Arizona tax dollars have walled up nearly 11 football fields worth of previously open border with Mexico.
Arizona Gov. Doug Ducey announced Wednesday that 3,820 feet of the border near Yuma had been lined with double-stacked shipping containers.
“Following a historic investment in this year’s state budget, forged in partnership with legislative leaders, we’ve taken a major step forward to secure our border,” Ducey said in a news release. “Five wide open gaps in the border wall near Yuma neighborhoods and businesses are now closed off. In just 11 days, Arizona did the job the federal government has failed to do — and we showed them just how quickly and efficiently the border can be made more secure – if you want to.”
The term-limited governor proposed the state take matters into its own hands in his January state of the state address, noting the Yuma area had seen a record surge of undocumented immigrants rushing across open spans of the border.
U.S. Customs and Border Protection data shows the Yuma sector had 259,895 migrant encounters from October 2021 to July of this year, up almost 250% from last year.

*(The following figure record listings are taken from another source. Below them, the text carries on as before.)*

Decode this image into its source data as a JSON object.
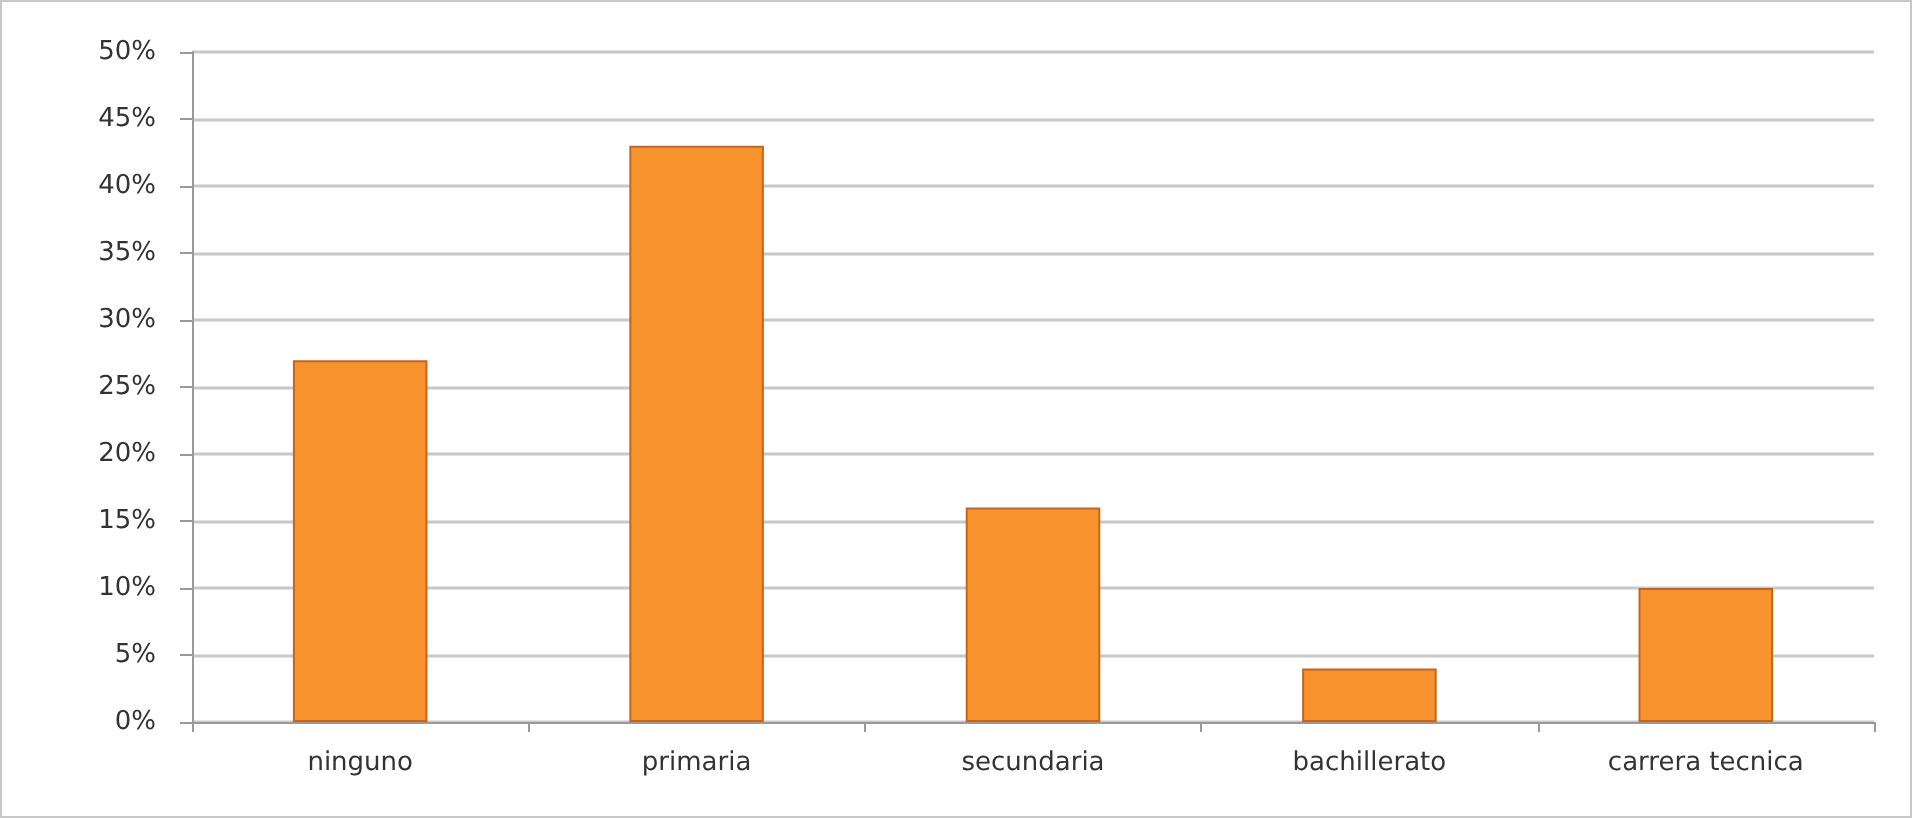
{
  "chart_data": {
    "type": "bar",
    "categories": [
      "ninguno",
      "primaria",
      "secundaria",
      "bachillerato",
      "carrera tecnica"
    ],
    "values": [
      27,
      43,
      16,
      4,
      10
    ],
    "color": "#f7922c",
    "ylim": [
      0,
      50
    ],
    "yticks": [
      {
        "value": 0,
        "label": "0%"
      },
      {
        "value": 5,
        "label": "5%"
      },
      {
        "value": 10,
        "label": "10%"
      },
      {
        "value": 15,
        "label": "15%"
      },
      {
        "value": 20,
        "label": "20%"
      },
      {
        "value": 25,
        "label": "25%"
      },
      {
        "value": 30,
        "label": "30%"
      },
      {
        "value": 35,
        "label": "35%"
      },
      {
        "value": 40,
        "label": "40%"
      },
      {
        "value": 45,
        "label": "45%"
      },
      {
        "value": 50,
        "label": "50%"
      }
    ],
    "grid": "y"
  }
}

“Every day hundreds of people come across the border into the Yuma area,” said Yuma Mayor Douglas Nicholls. “By closing the border wall gaps, Governor Ducey is helping to protect our city from the dangerous drugs and bad actors that come through on a daily basis.”
The non-consecutive spans of the now-closed border consist of 130 shipping containers stacked two high with coils of concertina wire, Ducey’s office said. The project, dubbed the Yuma Border Barrier Mission, took 48 workers from contractor AshBritt to install the 8,800-pound shipping containers and 4,500 feet of concertina wire.

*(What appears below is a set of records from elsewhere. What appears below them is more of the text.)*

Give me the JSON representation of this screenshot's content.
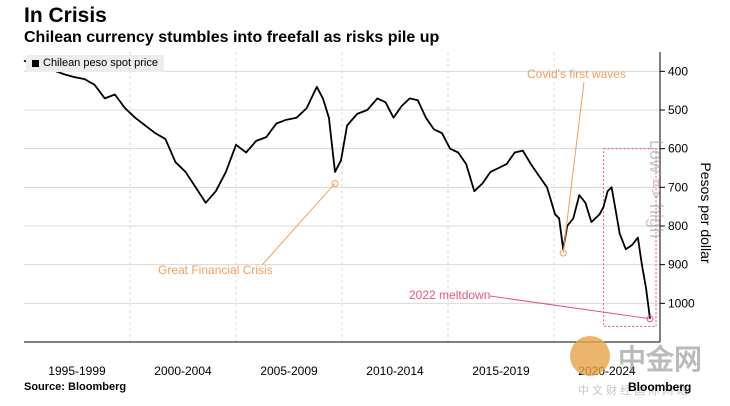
{
  "header": {
    "title": "In Crisis",
    "subtitle": "Chilean currency stumbles into freefall as risks pile up"
  },
  "footer": {
    "source": "Source: Bloomberg",
    "brand": "Bloomberg"
  },
  "watermark": {
    "overlay_text": "Low => high",
    "logo_text": "中金网",
    "sub_text": "中 文 财 经 国 际 网 站"
  },
  "colors": {
    "line": "#000000",
    "annotation": "#f0a060",
    "meltdown": "#e8557a",
    "grid": "#d9d9d9"
  },
  "chart_data": {
    "type": "line",
    "title": "In Crisis",
    "subtitle": "Chilean currency stumbles into freefall as risks pile up",
    "ylabel": "Pesos per dollar",
    "y_inverted": true,
    "ylim": [
      1100,
      350
    ],
    "yticks": [
      400,
      500,
      600,
      700,
      800,
      900,
      1000
    ],
    "xlabels": [
      "1995-1999",
      "2000-2004",
      "2005-2009",
      "2010-2014",
      "2015-2019",
      "2020-2024"
    ],
    "grid": true,
    "legend": {
      "position": "top-left",
      "entries": [
        "Chilean peso spot price"
      ]
    },
    "series": [
      {
        "name": "Chilean peso spot price",
        "x": [
          1993.5,
          1994.0,
          1994.5,
          1995.0,
          1995.5,
          1996.0,
          1996.5,
          1997.0,
          1997.5,
          1998.0,
          1998.5,
          1999.0,
          1999.5,
          2000.0,
          2000.5,
          2001.0,
          2001.5,
          2002.0,
          2002.5,
          2003.0,
          2003.5,
          2004.0,
          2004.5,
          2005.0,
          2005.5,
          2006.0,
          2006.5,
          2007.0,
          2007.5,
          2008.0,
          2008.3,
          2008.6,
          2008.9,
          2009.2,
          2009.5,
          2010.0,
          2010.5,
          2011.0,
          2011.4,
          2011.8,
          2012.2,
          2012.6,
          2013.0,
          2013.4,
          2013.8,
          2014.2,
          2014.6,
          2015.0,
          2015.4,
          2015.8,
          2016.2,
          2016.6,
          2017.0,
          2017.4,
          2017.8,
          2018.2,
          2018.6,
          2019.0,
          2019.4,
          2019.8,
          2020.0,
          2020.2,
          2020.4,
          2020.7,
          2021.0,
          2021.3,
          2021.6,
          2022.0,
          2022.2,
          2022.4,
          2022.6,
          2022.8,
          2023.0,
          2023.3,
          2023.6,
          2023.9,
          2024.1,
          2024.3,
          2024.5
        ],
        "values": [
          372,
          385,
          395,
          398,
          408,
          415,
          420,
          435,
          470,
          460,
          495,
          520,
          540,
          560,
          575,
          635,
          660,
          700,
          740,
          710,
          660,
          590,
          610,
          580,
          570,
          535,
          525,
          520,
          495,
          440,
          470,
          520,
          660,
          630,
          540,
          510,
          500,
          470,
          480,
          520,
          490,
          470,
          475,
          520,
          550,
          560,
          600,
          610,
          640,
          710,
          690,
          660,
          650,
          640,
          610,
          605,
          640,
          670,
          700,
          770,
          780,
          860,
          800,
          780,
          720,
          740,
          790,
          770,
          750,
          710,
          700,
          760,
          820,
          860,
          850,
          830,
          900,
          960,
          1040
        ]
      }
    ],
    "annotations": [
      {
        "text": "Great Financial Crisis",
        "x": 2008.9,
        "y": 690
      },
      {
        "text": "Covid's first waves",
        "x": 2020.2,
        "y": 870
      },
      {
        "text": "2022 meltdown",
        "x": 2024.5,
        "y": 1040
      }
    ]
  }
}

“On the day President Biden was sworn into office, he issued a proclamation ordering a pause in the construction of the border wall going up on our southern border,” Ducey said. “Since then, illegal activity in Yuma and other border communities have skyrocketed. Arizona could not just stand by and allow this situation to continue.”
Acting in concert with Texas Gov. Greg Abbott, Ducey has taken multiple steps to secure the state’s southern border from a surge in immigration. On April 20, 2021, he issued a Declaration of Emergency deploying the Arizona National Guard to the southern border to aid federal, state and local border policing efforts.
Both Ducey and Abbott have sent buses full of migrants to Washington, D.C., New York, and elsewhere, prompting criticism from those mayors over the sudden influx of thousands of immigrants seeking aid.